Napasar is a town located in the Bikaner district in the Indian state of Rajasthan. 
It is also known as one of most holy place of Bikaner.

Napasar was established as a "co-city" by the contemporary King of the Bikaner state: Maharaja Bikaji and Napaji Sankhala. The city nearest to Napasar is Bikaner, which is only 29 kilometers away. The Napasar railway station is located near the town and connects to the  Bikaner-Rewari main line of NWR. The highway NH 11 is 12 kilometres outside of the town. Napasar is older than Bikaner.

The native language is Marwari.

Napasar is one of the largest Gram Panchayat of India. Napasar is also well known for being the birthplace of freedom fighter, social worker and their ex sarpanch Late Bajrang Lal Asopa, also known as Netaji. He worked for welfare of the village and his so-called "Fakira Fauz". After he died, a statue of him was placed in the main market and in the Gram Panchayat.

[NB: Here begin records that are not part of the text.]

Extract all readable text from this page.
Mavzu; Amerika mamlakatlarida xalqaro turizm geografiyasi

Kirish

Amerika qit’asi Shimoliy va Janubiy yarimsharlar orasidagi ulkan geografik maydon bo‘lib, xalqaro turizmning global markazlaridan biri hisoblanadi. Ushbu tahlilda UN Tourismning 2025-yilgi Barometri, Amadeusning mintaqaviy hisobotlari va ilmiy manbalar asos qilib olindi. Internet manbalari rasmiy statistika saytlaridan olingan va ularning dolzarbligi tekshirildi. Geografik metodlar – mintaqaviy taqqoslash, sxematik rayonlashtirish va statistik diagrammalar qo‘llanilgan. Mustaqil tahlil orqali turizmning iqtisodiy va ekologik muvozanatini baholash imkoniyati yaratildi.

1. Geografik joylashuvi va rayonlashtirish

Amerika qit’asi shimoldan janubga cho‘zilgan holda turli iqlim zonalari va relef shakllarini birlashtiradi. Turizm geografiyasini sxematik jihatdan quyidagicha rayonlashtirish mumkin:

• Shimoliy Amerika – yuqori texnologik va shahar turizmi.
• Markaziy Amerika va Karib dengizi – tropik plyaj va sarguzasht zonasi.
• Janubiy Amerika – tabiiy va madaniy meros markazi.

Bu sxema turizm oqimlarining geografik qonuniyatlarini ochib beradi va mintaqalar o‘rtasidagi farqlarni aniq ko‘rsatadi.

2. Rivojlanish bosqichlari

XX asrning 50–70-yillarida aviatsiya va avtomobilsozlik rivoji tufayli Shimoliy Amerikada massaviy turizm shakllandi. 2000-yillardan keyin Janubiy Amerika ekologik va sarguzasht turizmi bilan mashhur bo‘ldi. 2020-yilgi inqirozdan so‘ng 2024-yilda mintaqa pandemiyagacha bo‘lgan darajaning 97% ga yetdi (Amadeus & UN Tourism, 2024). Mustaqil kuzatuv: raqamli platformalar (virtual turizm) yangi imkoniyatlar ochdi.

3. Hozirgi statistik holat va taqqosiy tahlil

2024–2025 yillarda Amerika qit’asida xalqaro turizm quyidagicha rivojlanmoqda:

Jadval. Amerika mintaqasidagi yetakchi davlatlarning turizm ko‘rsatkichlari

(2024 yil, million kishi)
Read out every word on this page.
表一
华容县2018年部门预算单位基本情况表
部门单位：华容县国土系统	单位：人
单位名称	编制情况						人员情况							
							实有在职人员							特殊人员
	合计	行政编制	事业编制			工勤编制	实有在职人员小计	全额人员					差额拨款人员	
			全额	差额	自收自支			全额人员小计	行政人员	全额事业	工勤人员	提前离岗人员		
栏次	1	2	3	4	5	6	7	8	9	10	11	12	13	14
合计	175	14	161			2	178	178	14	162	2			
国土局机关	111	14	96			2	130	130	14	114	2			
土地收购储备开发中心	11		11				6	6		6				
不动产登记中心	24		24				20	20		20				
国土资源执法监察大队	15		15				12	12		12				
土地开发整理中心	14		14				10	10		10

Napasar has industries in manufacturing woolen shawls, cotton chaddars (robes), textiles, tiles, PVC, timber, food processing bhujia and papad, among other things. Their textile and cotton industries are growing fast. Many people in Napasar have jobs in agriculture or investment. Because of the large number of jobs in agriculture, the city is able to produce food for the local market.